Ontario’s most vulnerable children need a watchdog
TheStar.com – opinion/editorial – Ontario NDP calls again for oversight of children’s aid societies by the provincial ombudsman.
Mar 31 2013
Roughly 25,000 children in Ontario are cared for by children’s aid societies. Most are poor. Many are scarred by domestic violence, neglect, substance abuse, family strife or the death of their parents.
For the most part, Ontario’s 53 children’s aid societies (CAS) do a good job as substitute guardians. But every year brings cases of horrific abuse in foster homes, group homes or relatives’ homes in which children were placed.
These tragedies have prompted regular calls for better oversight of Ontario’s independent — but publicly financed — children’s aid societies.
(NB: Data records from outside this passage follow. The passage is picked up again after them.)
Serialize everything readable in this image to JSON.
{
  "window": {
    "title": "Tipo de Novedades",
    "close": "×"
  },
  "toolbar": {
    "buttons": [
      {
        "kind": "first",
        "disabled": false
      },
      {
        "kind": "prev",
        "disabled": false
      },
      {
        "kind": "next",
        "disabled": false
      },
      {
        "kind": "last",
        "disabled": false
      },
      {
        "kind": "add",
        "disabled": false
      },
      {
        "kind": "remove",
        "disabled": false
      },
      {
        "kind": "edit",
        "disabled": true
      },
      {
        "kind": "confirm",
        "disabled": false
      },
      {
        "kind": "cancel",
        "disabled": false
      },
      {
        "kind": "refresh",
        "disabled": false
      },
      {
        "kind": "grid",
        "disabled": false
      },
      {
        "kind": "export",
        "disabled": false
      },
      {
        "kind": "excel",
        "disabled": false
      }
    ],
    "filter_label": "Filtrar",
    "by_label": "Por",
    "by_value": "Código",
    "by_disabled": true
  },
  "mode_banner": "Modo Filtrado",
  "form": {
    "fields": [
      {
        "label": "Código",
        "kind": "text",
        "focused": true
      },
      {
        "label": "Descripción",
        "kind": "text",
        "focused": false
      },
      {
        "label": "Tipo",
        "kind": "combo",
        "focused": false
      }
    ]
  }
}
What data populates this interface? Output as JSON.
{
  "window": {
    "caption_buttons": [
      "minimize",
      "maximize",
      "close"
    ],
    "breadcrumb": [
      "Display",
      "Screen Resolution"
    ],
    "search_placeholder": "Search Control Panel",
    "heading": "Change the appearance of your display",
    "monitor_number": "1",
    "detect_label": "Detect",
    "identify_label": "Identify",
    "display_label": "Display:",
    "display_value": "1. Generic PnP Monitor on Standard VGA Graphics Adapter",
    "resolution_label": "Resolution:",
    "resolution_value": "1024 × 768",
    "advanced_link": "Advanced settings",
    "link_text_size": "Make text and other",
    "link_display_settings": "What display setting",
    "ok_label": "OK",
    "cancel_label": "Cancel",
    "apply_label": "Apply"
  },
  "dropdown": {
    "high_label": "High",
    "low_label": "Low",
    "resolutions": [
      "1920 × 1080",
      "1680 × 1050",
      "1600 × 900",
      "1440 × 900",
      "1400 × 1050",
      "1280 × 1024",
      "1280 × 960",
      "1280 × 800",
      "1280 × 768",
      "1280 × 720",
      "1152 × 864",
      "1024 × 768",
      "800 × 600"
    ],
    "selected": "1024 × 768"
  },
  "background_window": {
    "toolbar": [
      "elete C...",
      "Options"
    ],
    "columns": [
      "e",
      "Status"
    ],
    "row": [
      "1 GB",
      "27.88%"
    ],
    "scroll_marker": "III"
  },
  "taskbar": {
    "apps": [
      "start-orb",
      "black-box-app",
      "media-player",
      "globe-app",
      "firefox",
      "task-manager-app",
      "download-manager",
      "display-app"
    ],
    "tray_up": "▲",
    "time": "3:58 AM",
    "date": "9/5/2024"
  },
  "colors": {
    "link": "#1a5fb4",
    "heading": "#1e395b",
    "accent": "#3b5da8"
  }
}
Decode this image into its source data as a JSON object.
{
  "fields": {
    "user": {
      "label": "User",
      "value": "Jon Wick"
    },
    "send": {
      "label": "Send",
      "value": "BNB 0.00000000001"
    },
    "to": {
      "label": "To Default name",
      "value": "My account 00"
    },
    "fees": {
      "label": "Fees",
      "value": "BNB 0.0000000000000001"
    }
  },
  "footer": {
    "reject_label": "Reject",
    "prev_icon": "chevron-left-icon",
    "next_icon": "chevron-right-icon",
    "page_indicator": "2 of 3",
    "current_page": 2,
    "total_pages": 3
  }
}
But governments, dating back 40 years, have resisted pressure to appoint a watchdog or allow Ontario’s ombudsman to investigate these agencies.
The NDP has just renewed the call. Monique Taylor, the party’s children and youth services critic, has just tabled a private member’s bill that would put CAS under the auspices of the ombudsman. She introduced the same bill last June. But it died on the order paper when the legislature was prorogued in October.
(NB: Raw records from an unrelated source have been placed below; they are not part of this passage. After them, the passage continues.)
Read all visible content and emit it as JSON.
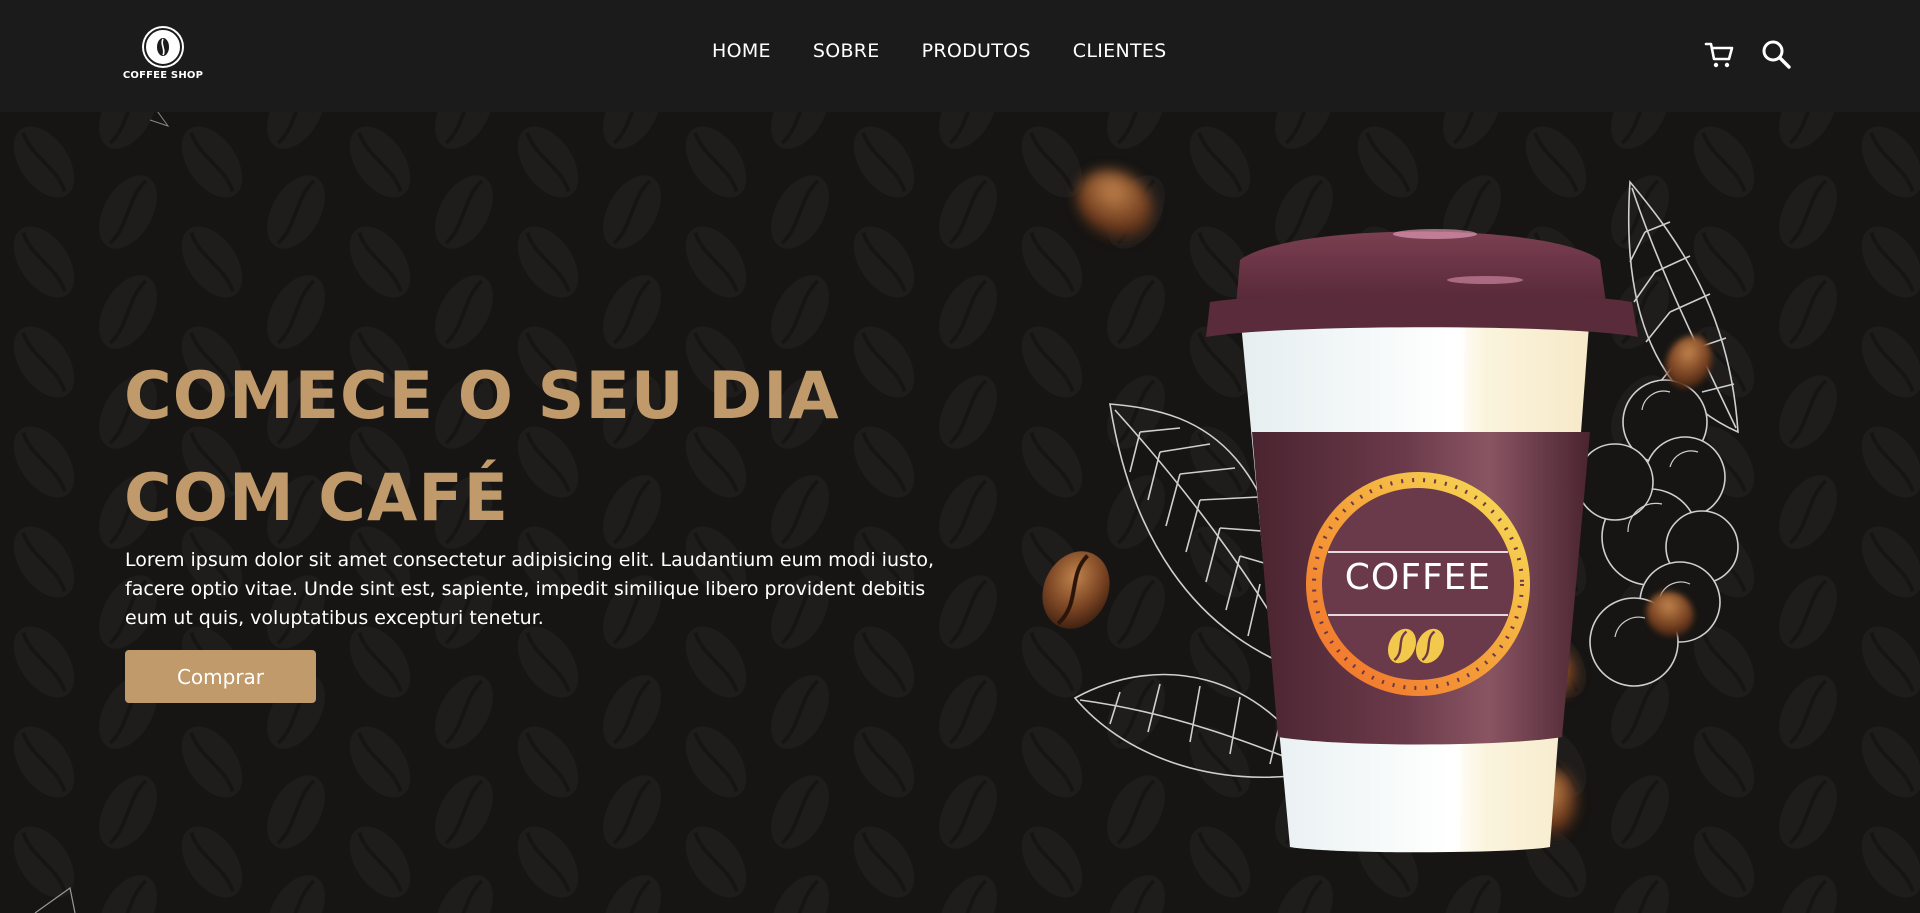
{
  "header": {
    "logo_text": "COFFEE SHOP",
    "nav": [
      "HOME",
      "SOBRE",
      "PRODUTOS",
      "CLIENTES"
    ],
    "icons": [
      "cart-icon",
      "search-icon"
    ]
  },
  "hero": {
    "headline_line1": "COMECE O SEU DIA",
    "headline_line2": "COM CAFÉ",
    "description": "Lorem ipsum dolor sit amet consectetur adipisicing elit. Laudantium eum modi iusto, facere optio vitae. Unde sint est, sapiente, impedit similique libero provident debitis eum ut quis, voluptatibus excepturi tenetur.",
    "button_label": "Comprar",
    "cup_label": "COFFEE"
  },
  "colors": {
    "background": "#161514",
    "header_bg": "#1c1b1b",
    "accent": "#c09a6b",
    "cup_sleeve": "#6b3a4a",
    "cup_lid": "#5a2b3a",
    "badge_gold": "#f2c94c"
  }
}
This time, the Hamilton MPP is determined to succeed. She has the backing of NDP Leader Andrea Horwath, who brought forward a similar bill four years ago. But she can’t count on the support of either the Liberals or the Conservatives. Although they allowed her previous bill to go to an all-party committee for detailed examination, they stopped short of endorsing it.
She can also expect opposition from the Ontario Association of Children’s Aid Societies, which has argued in the past that no further supervision is needed because its members are already monitored by the ministry of children and youth services; the Child and Family Services Review Board; the provincial advocate for children; the auditor general and the coroner’s office.
The trouble is that none of theses agencies exercises systematic oversight. None has a responsibility to intervene before a risk turns into a crisis. None has a mandate to open up Ontario’s secretive child welfare system.
André Marin, the current ombudsman, is eager to add children’s aid societies — as well as municipalities, school boards, hospitals and long-term care facilities — to the long list of government agencies he oversees. The outspoken 48-year-old lawyer may not be the best candidate, given his workload and his penchant for spotlight-seeking. But he is an energetic abuse-hunter. And no one else is volunteering.
Ontario has an environment commissioner to guard the ecosystem, an auditor general to watch over taxpayers’ dollars, a privacy commissioner to keep citizens’ personal information safe, and an integrity commissioner to ensure public employees behave ethically.
Surely the province’s most vulnerable children deserve as much protection.